Created by: Charlie Grandy
Directors: Anne Walker Farrell (Velma), Cal Ramsey (The Candy (Wo)man)
Writers: Charlie Grandy (Velma), Akshara Sekar (The Candy (Wo)man)
Cast: Mindy Kaling, Glenn Howerton, Sam Richardson, Constance Wu, Russell Peters, Melissa Fumero, Jane Lynch, Wanda Sykes, Cherry Jones, Frank Welker
“Velma” & “The Candy (Wo)man” – 13/01/23
Velma debuted with a double episode premiere on Binge. The show will continue to release two episodes every Friday for a total of ten episodes.
The target audience for Velma is confusing. The adult-orientated animated series is an origin story for Velma Dinkley and the creation of Mystery Inc. Scooby-Doo. Its various spin-off and movies are targeted at kids, yet Velma seems to be for something other than the kids who watched Scooby-Doo and have grown up. The show targets teens who have yet to watch the show; they never had Cartoon Network or Saturday morning cartoons; they’ve always had Netflix and don’t even know who Velma is. But maybe that is the target audience because Velma is a show all too happy to throw out any idea you may have had for Fred, Daphne or “Shaggy,” who is going by his real name here, Norville.
The series debuted with a double episode that introduced the young teenage versions of our would-be mystery solvers. Five minutes into ‘Velma’ the pilot episode, there’s nudity, a dead body missing a brain and jokes about cockroaches having sex. I hated the first five-to-ten minutes of the premiere episode and was very quickly going to write the series off. Still, I came around to the new versions of these characters in the back end of the premiere and the second episode, “The Candy (Wo)man.” The joke quality isn’t consistent, and the show has already set it up to consistently make fun of TV tropes while proceeding to do the thing it’s making fun of other shows for doing. Funny once and dumb every time after.
The first episode introduces the snarky Velma, who is against solving mysteries as she thinks her mystery-solving as a kid led to her mother disappearing. But when someone turns up in her locker dead and missing her brain, she begins piecing together elements. Along the way, we learn about her relationship with Daphne being strained — once childhood besties, now Daphne is the cool girl in school with no time for Velma; Fred is the hot guy in school but as dumb as rocks, and Norville is clearly in love with Velma but doesn’t express it, and Velma believes their relationship is purely platonic. For those wondering, there is no Scooby-Doo here, and it’s the one thing I do hope is added into the show as it progresses; as much as I understand it’s a prequel, what are the Mystery Inc gang without Scooby-Doo?

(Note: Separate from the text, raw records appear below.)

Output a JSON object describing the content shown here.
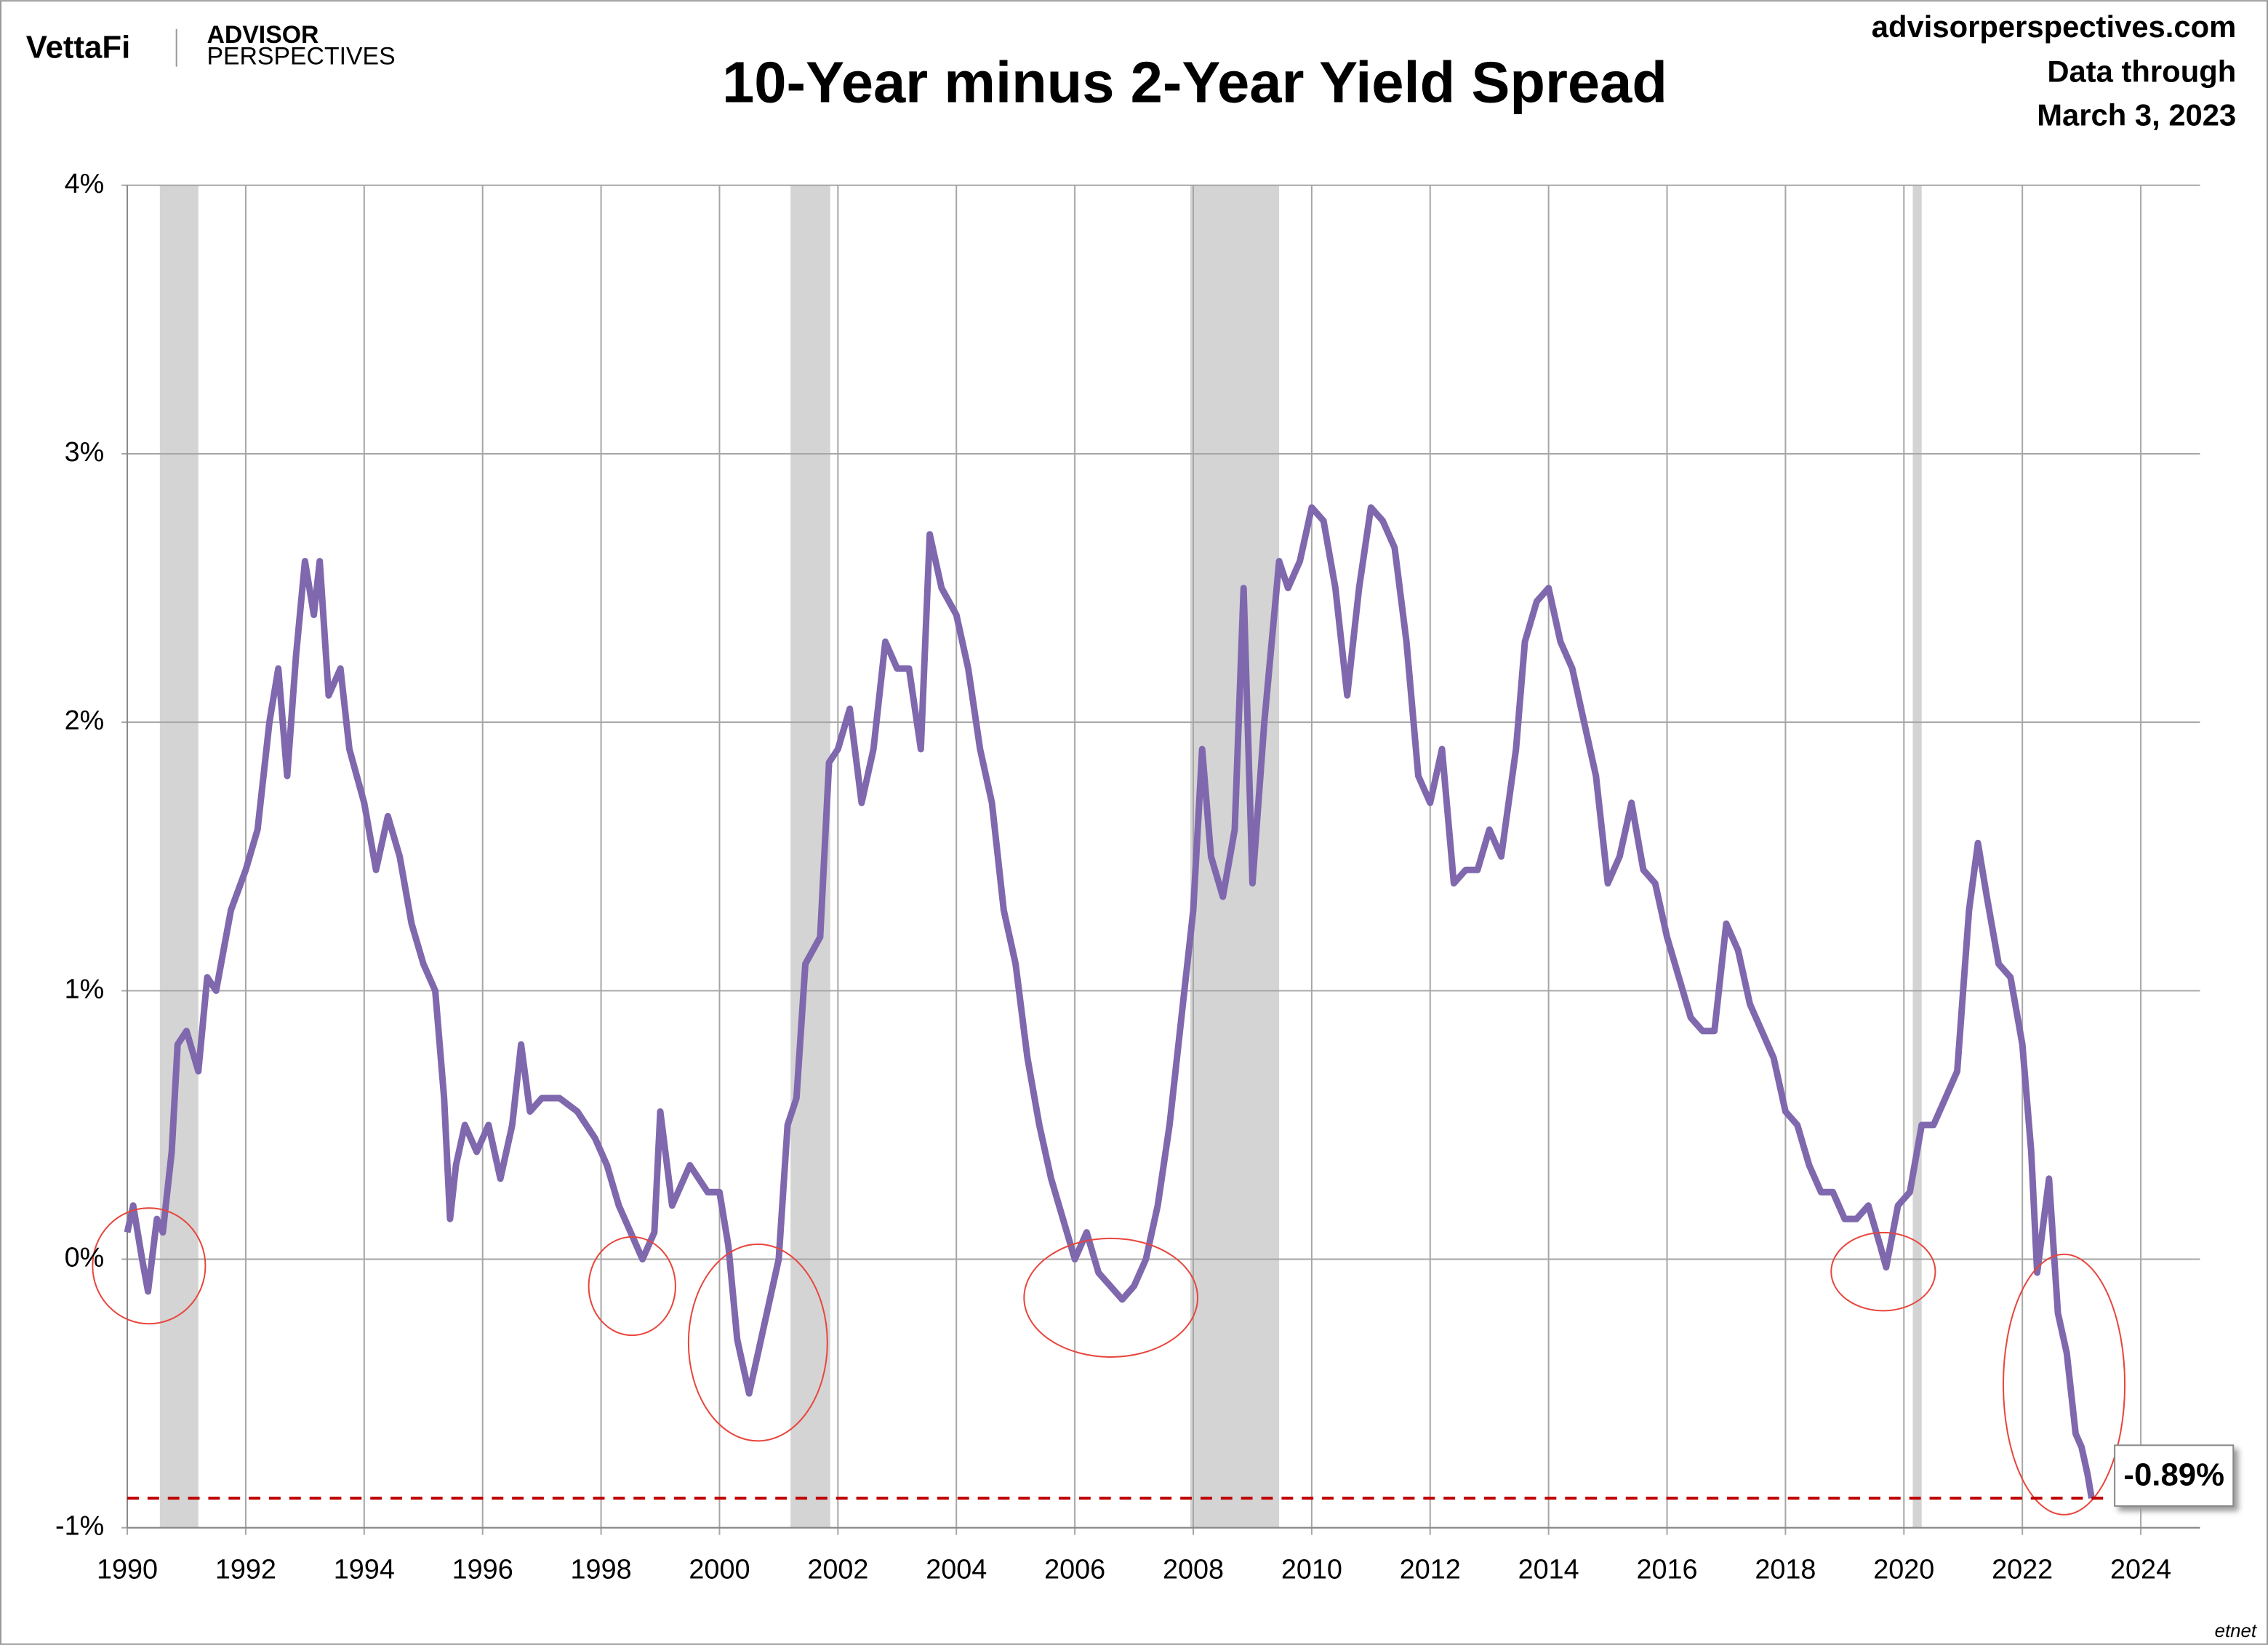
{
  "header": {
    "brand": "VettaFi",
    "logo_top": "ADVISOR",
    "logo_bottom": "PERSPECTIVES",
    "site": "advisorperspectives.com",
    "note_top": "Data through",
    "note_bottom": "March 3, 2023",
    "watermark": "etnet"
  },
  "chart_data": {
    "type": "line",
    "title": "10-Year minus 2-Year Yield Spread",
    "color": "#7f68ad",
    "grid": true,
    "xlim": [
      1990,
      2025
    ],
    "ylim": [
      -1,
      4
    ],
    "xticks": [
      1990,
      1992,
      1994,
      1996,
      1998,
      2000,
      2002,
      2004,
      2006,
      2008,
      2010,
      2012,
      2014,
      2016,
      2018,
      2020,
      2022,
      2024
    ],
    "yticks": [
      {
        "value": -1,
        "label": "-1%"
      },
      {
        "value": 0,
        "label": "0%"
      },
      {
        "value": 1,
        "label": "1%"
      },
      {
        "value": 2,
        "label": "2%"
      },
      {
        "value": 3,
        "label": "3%"
      },
      {
        "value": 4,
        "label": "4%"
      }
    ],
    "recession_color": "#d4d4d4",
    "recessions": [
      [
        1990.55,
        1991.2
      ],
      [
        2001.2,
        2001.87
      ],
      [
        2007.95,
        2009.45
      ],
      [
        2020.15,
        2020.3
      ]
    ],
    "annotation": {
      "value": -0.89,
      "label": "-0.89%",
      "color": "#c00000"
    },
    "x": [
      1990.0,
      1990.1,
      1990.25,
      1990.35,
      1990.5,
      1990.6,
      1990.75,
      1990.85,
      1991.0,
      1991.2,
      1991.35,
      1991.5,
      1991.75,
      1992.0,
      1992.2,
      1992.4,
      1992.55,
      1992.7,
      1992.85,
      1993.0,
      1993.15,
      1993.25,
      1993.4,
      1993.6,
      1993.75,
      1994.0,
      1994.2,
      1994.4,
      1994.6,
      1994.8,
      1995.0,
      1995.2,
      1995.35,
      1995.45,
      1995.55,
      1995.7,
      1995.9,
      1996.1,
      1996.3,
      1996.5,
      1996.65,
      1996.8,
      1997.0,
      1997.3,
      1997.6,
      1997.9,
      1998.1,
      1998.3,
      1998.5,
      1998.7,
      1998.9,
      1999.0,
      1999.2,
      1999.5,
      1999.8,
      2000.0,
      2000.15,
      2000.3,
      2000.5,
      2000.7,
      2000.85,
      2001.0,
      2001.15,
      2001.3,
      2001.45,
      2001.7,
      2001.85,
      2002.0,
      2002.2,
      2002.4,
      2002.6,
      2002.8,
      2003.0,
      2003.2,
      2003.4,
      2003.55,
      2003.75,
      2004.0,
      2004.2,
      2004.4,
      2004.6,
      2004.8,
      2005.0,
      2005.2,
      2005.4,
      2005.6,
      2005.8,
      2006.0,
      2006.2,
      2006.4,
      2006.6,
      2006.8,
      2007.0,
      2007.2,
      2007.4,
      2007.6,
      2007.8,
      2008.0,
      2008.15,
      2008.3,
      2008.5,
      2008.7,
      2008.85,
      2009.0,
      2009.2,
      2009.45,
      2009.6,
      2009.8,
      2010.0,
      2010.2,
      2010.4,
      2010.6,
      2010.8,
      2011.0,
      2011.2,
      2011.4,
      2011.6,
      2011.8,
      2012.0,
      2012.2,
      2012.4,
      2012.6,
      2012.8,
      2013.0,
      2013.2,
      2013.45,
      2013.6,
      2013.8,
      2014.0,
      2014.2,
      2014.4,
      2014.6,
      2014.8,
      2015.0,
      2015.2,
      2015.4,
      2015.6,
      2015.8,
      2016.0,
      2016.2,
      2016.4,
      2016.6,
      2016.8,
      2017.0,
      2017.2,
      2017.4,
      2017.6,
      2017.8,
      2018.0,
      2018.2,
      2018.4,
      2018.6,
      2018.8,
      2019.0,
      2019.2,
      2019.4,
      2019.6,
      2019.7,
      2019.9,
      2020.1,
      2020.3,
      2020.5,
      2020.7,
      2020.9,
      2021.1,
      2021.25,
      2021.4,
      2021.6,
      2021.8,
      2022.0,
      2022.15,
      2022.25,
      2022.45,
      2022.6,
      2022.75,
      2022.9,
      2023.0,
      2023.1,
      2023.17
    ],
    "values": [
      0.1,
      0.2,
      0.0,
      -0.12,
      0.15,
      0.1,
      0.4,
      0.8,
      0.85,
      0.7,
      1.05,
      1.0,
      1.3,
      1.45,
      1.6,
      2.0,
      2.2,
      1.8,
      2.25,
      2.6,
      2.4,
      2.6,
      2.1,
      2.2,
      1.9,
      1.7,
      1.45,
      1.65,
      1.5,
      1.25,
      1.1,
      1.0,
      0.6,
      0.15,
      0.35,
      0.5,
      0.4,
      0.5,
      0.3,
      0.5,
      0.8,
      0.55,
      0.6,
      0.6,
      0.55,
      0.45,
      0.35,
      0.2,
      0.1,
      0.0,
      0.1,
      0.55,
      0.2,
      0.35,
      0.25,
      0.25,
      0.05,
      -0.3,
      -0.5,
      -0.3,
      -0.15,
      0.0,
      0.5,
      0.6,
      1.1,
      1.2,
      1.85,
      1.9,
      2.05,
      1.7,
      1.9,
      2.3,
      2.2,
      2.2,
      1.9,
      2.7,
      2.5,
      2.4,
      2.2,
      1.9,
      1.7,
      1.3,
      1.1,
      0.75,
      0.5,
      0.3,
      0.15,
      0.0,
      0.1,
      -0.05,
      -0.1,
      -0.15,
      -0.1,
      0.0,
      0.2,
      0.5,
      0.9,
      1.3,
      1.9,
      1.5,
      1.35,
      1.6,
      2.5,
      1.4,
      2.0,
      2.6,
      2.5,
      2.6,
      2.8,
      2.75,
      2.5,
      2.1,
      2.5,
      2.8,
      2.75,
      2.65,
      2.3,
      1.8,
      1.7,
      1.9,
      1.4,
      1.45,
      1.45,
      1.6,
      1.5,
      1.9,
      2.3,
      2.45,
      2.5,
      2.3,
      2.2,
      2.0,
      1.8,
      1.4,
      1.5,
      1.7,
      1.45,
      1.4,
      1.2,
      1.05,
      0.9,
      0.85,
      0.85,
      1.25,
      1.15,
      0.95,
      0.85,
      0.75,
      0.55,
      0.5,
      0.35,
      0.25,
      0.25,
      0.15,
      0.15,
      0.2,
      0.05,
      -0.03,
      0.2,
      0.25,
      0.5,
      0.5,
      0.6,
      0.7,
      1.3,
      1.55,
      1.35,
      1.1,
      1.05,
      0.8,
      0.4,
      -0.05,
      0.3,
      -0.2,
      -0.35,
      -0.65,
      -0.7,
      -0.8,
      -0.89
    ]
  }
}
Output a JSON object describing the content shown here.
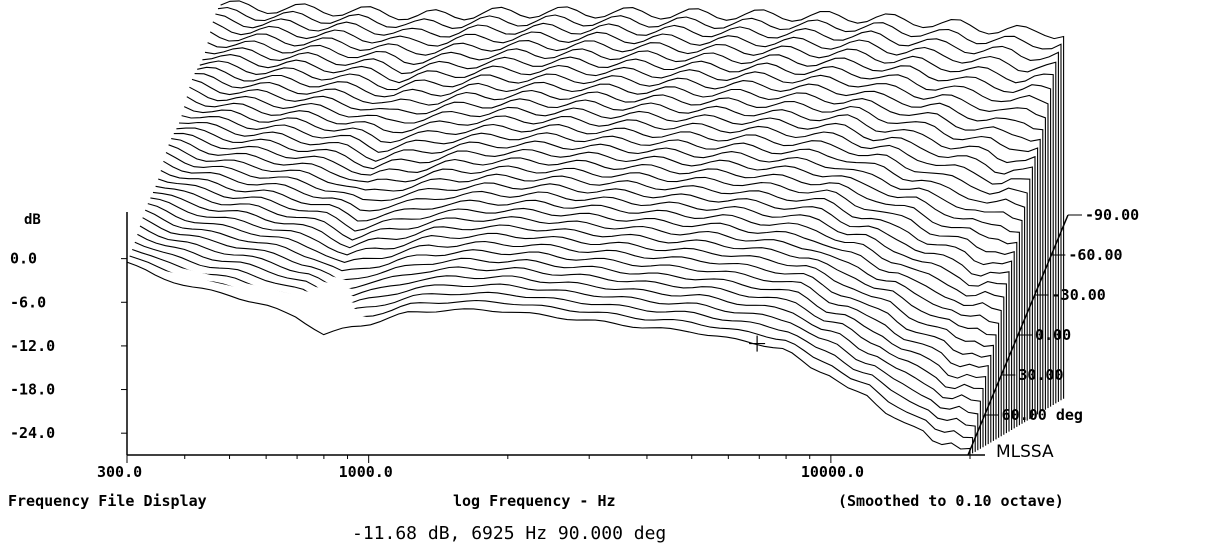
{
  "chart_data": {
    "type": "line",
    "subtype": "waterfall-3d",
    "ylabel": "dB",
    "xlabel": "log Frequency - Hz",
    "x_scale": "log",
    "xlim": [
      300,
      20000
    ],
    "ylim": [
      -27,
      6
    ],
    "x_ticks": [
      {
        "value": 300,
        "label": "300.0"
      },
      {
        "value": 1000,
        "label": "1000.0"
      },
      {
        "value": 10000,
        "label": "10000.0"
      }
    ],
    "y_ticks": [
      {
        "value": 0,
        "label": "0.0"
      },
      {
        "value": -6,
        "label": "-6.0"
      },
      {
        "value": -12,
        "label": "-12.0"
      },
      {
        "value": -18,
        "label": "-18.0"
      },
      {
        "value": -24,
        "label": "-24.0"
      }
    ],
    "z_ticks": [
      {
        "value": -90,
        "label": "-90.00"
      },
      {
        "value": -60,
        "label": "-60.00"
      },
      {
        "value": -30,
        "label": "-30.00"
      },
      {
        "value": 0,
        "label": "0.00"
      },
      {
        "value": 30,
        "label": "30.00"
      },
      {
        "value": 60,
        "label": "60.00 deg"
      }
    ],
    "z_range": [
      -90,
      90
    ],
    "z_step": 5,
    "front_trace": {
      "angle_deg": 90,
      "x": [
        300,
        350,
        420,
        500,
        600,
        700,
        800,
        900,
        1000,
        1200,
        1500,
        2000,
        2500,
        3000,
        4000,
        5000,
        6000,
        6925,
        8000,
        9000,
        10000,
        11000,
        12000,
        13000,
        14000,
        15000,
        16000,
        17000,
        18000,
        19000,
        20000
      ],
      "y": [
        -0.5,
        -2.5,
        -4,
        -5,
        -6.5,
        -8,
        -10.5,
        -9.5,
        -9,
        -7.5,
        -7,
        -7.2,
        -8,
        -8.5,
        -9.5,
        -10,
        -11,
        -11.68,
        -12.5,
        -15,
        -16,
        -18,
        -19,
        -21,
        -22,
        -23,
        -24,
        -26,
        -25,
        -26,
        -26
      ]
    },
    "legend": "none",
    "grid": false
  },
  "labels": {
    "brand": "MLSSA",
    "footer_left": "Frequency File Display",
    "footer_mid": "log Frequency - Hz",
    "footer_right": "(Smoothed to 0.10 octave)",
    "cursor_readout": "-11.68 dB, 6925 Hz 90.000 deg"
  },
  "colors": {
    "line": "#000000",
    "background": "#ffffff"
  }
}
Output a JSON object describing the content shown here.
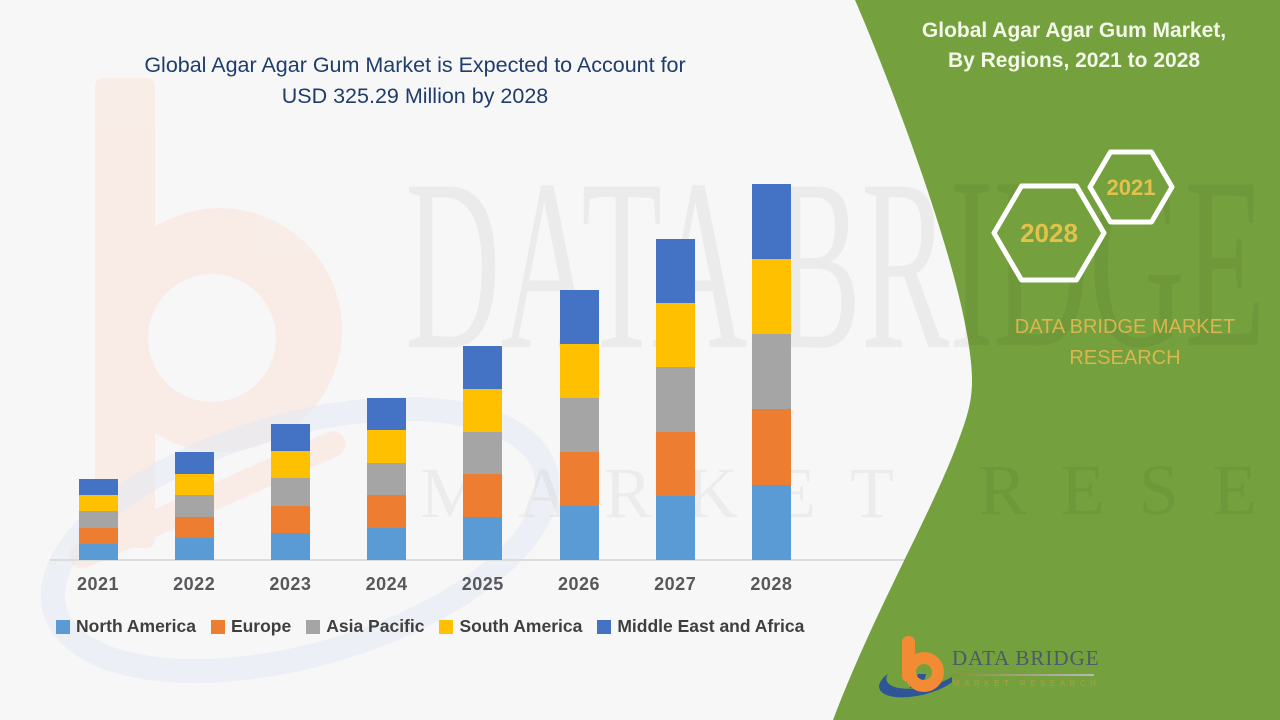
{
  "header": {
    "title_line1": "Global Agar Agar Gum Market is Expected to Account for",
    "title_line2": "USD 325.29 Million by 2028"
  },
  "panel": {
    "title_line1": "Global Agar Agar Gum Market,",
    "title_line2": "By Regions, 2021 to 2028",
    "hex_large_year": "2028",
    "hex_small_year": "2021",
    "brand_line1": "DATA BRIDGE MARKET",
    "brand_line2": "RESEARCH",
    "logo_name": "DATA BRIDGE",
    "logo_tagline": "MARKET RESEARCH"
  },
  "watermark": {
    "line1": "DATA BRIDGE",
    "line2": "MARKET RESEARCH"
  },
  "colors": {
    "green_panel": "#74A03E",
    "gold_text": "#DDBC4D",
    "title_navy": "#1F3D6B",
    "north_america": "#5B9BD5",
    "europe": "#ED7D31",
    "asia_pacific": "#A5A5A5",
    "south_america": "#FFC000",
    "middle_east_africa": "#4472C4"
  },
  "chart_data": {
    "type": "bar",
    "stacked": true,
    "title": "Global Agar Agar Gum Market is Expected to Account for USD 325.29 Million by 2028",
    "units": "USD Million",
    "xlabel": "",
    "ylabel": "",
    "ylim": [
      0,
      340
    ],
    "grid": false,
    "legend_position": "bottom",
    "categories": [
      "2021",
      "2022",
      "2023",
      "2024",
      "2025",
      "2026",
      "2027",
      "2028"
    ],
    "totals": [
      70.1,
      93.7,
      117.4,
      139.9,
      185.1,
      233.3,
      277.4,
      325.29
    ],
    "series": [
      {
        "name": "North America",
        "color": "#5B9BD5",
        "values": [
          14.0,
          18.7,
          23.5,
          28.0,
          37.0,
          46.7,
          55.5,
          65.1
        ]
      },
      {
        "name": "Europe",
        "color": "#ED7D31",
        "values": [
          14.0,
          18.7,
          23.5,
          28.0,
          37.0,
          46.7,
          55.5,
          65.1
        ]
      },
      {
        "name": "Asia Pacific",
        "color": "#A5A5A5",
        "values": [
          14.0,
          18.7,
          23.5,
          28.0,
          37.0,
          46.7,
          55.5,
          65.1
        ]
      },
      {
        "name": "South America",
        "color": "#FFC000",
        "values": [
          14.0,
          18.7,
          23.5,
          28.0,
          37.0,
          46.7,
          55.5,
          65.1
        ]
      },
      {
        "name": "Middle East and Africa",
        "color": "#4472C4",
        "values": [
          14.0,
          18.7,
          23.5,
          28.0,
          37.0,
          46.7,
          55.5,
          65.1
        ]
      }
    ]
  }
}
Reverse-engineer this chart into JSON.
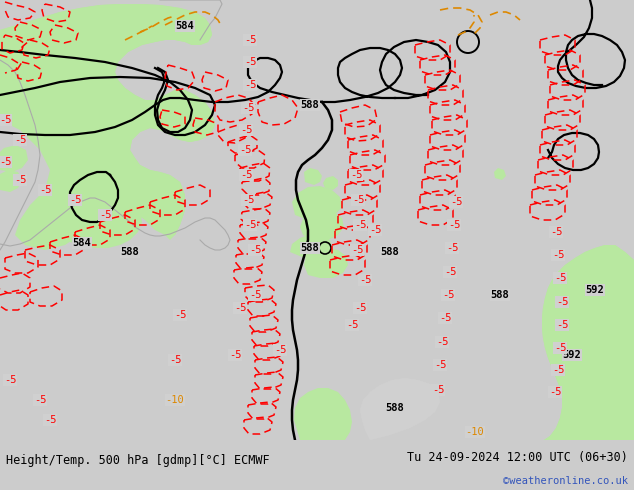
{
  "title_left": "Height/Temp. 500 hPa [gdmp][°C] ECMWF",
  "title_right": "Tu 24-09-2024 12:00 UTC (06+30)",
  "watermark": "©weatheronline.co.uk",
  "bg_color": "#d0d0d0",
  "green_fill": "#b8e8a0",
  "coast_color": "#aaaaaa",
  "figsize": [
    6.34,
    4.9
  ],
  "dpi": 100,
  "title_fontsize": 8.5,
  "watermark_color": "#3355bb",
  "watermark_fontsize": 7.5,
  "bottom_bar_color": "#cccccc",
  "z500_color": "black",
  "temp_neg5_color": "red",
  "temp_neg10_color": "#dd8800"
}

I was surprised to learn that the series will have a narrative arc instead of the classic ‘monster of the week’ stylings of typical Scooby-Doo shows. Velma is trying to find the person killing these girls in her school while also gathering files in the background to find out what happened to her mother. All the while, she’s building relationships with her-future partners in crime-solving. In the second episode, “The Candy (Wo)man,” Velma is clearly written as a queer woman as her relationship with Daphne is built upon, and the two get some great moments together. As does Fred, who I’ve decided I very much enjoy seeing portrayed as what he is: the spoilt rich white dude.
The voice cast is fantastic, with Mindy Kaling bringing the ultimate level of snark to Velma that would make Daria blush. Glenn Howerton is gloriously dimwitted as Fred, Constance Wu is lively and (once you get through that first ten minutes) a surprisingly likeable character and Sam Richardson’s portrayal of the man who will be “Shaggy” is mainly used as comedic relief, but he’s a lovable guy. All the characters look great, with the series at times elevating to the level of high-antiomed and overly expressivness that the characters are often seen doing in their original series.’ It’s also a very colourful show and plays into surrealism at times, with characters losing limbs in gory fashion for jokes and played off a scene later as if nothing happened.
When the credits rolled on episode two, I had come around on Velma. I still have no idea who the target audience for this show is, if it’ll find one, or if the mystery and character relationships will grow tiresome on me, and I’ll do a 180 back to seeing this show a bit too trie-hard as I felt in that opening ten minutes. As of now, I’m aboard. Let’s jump into the Mystery Machine and solve the tale of your missing mother, Velma.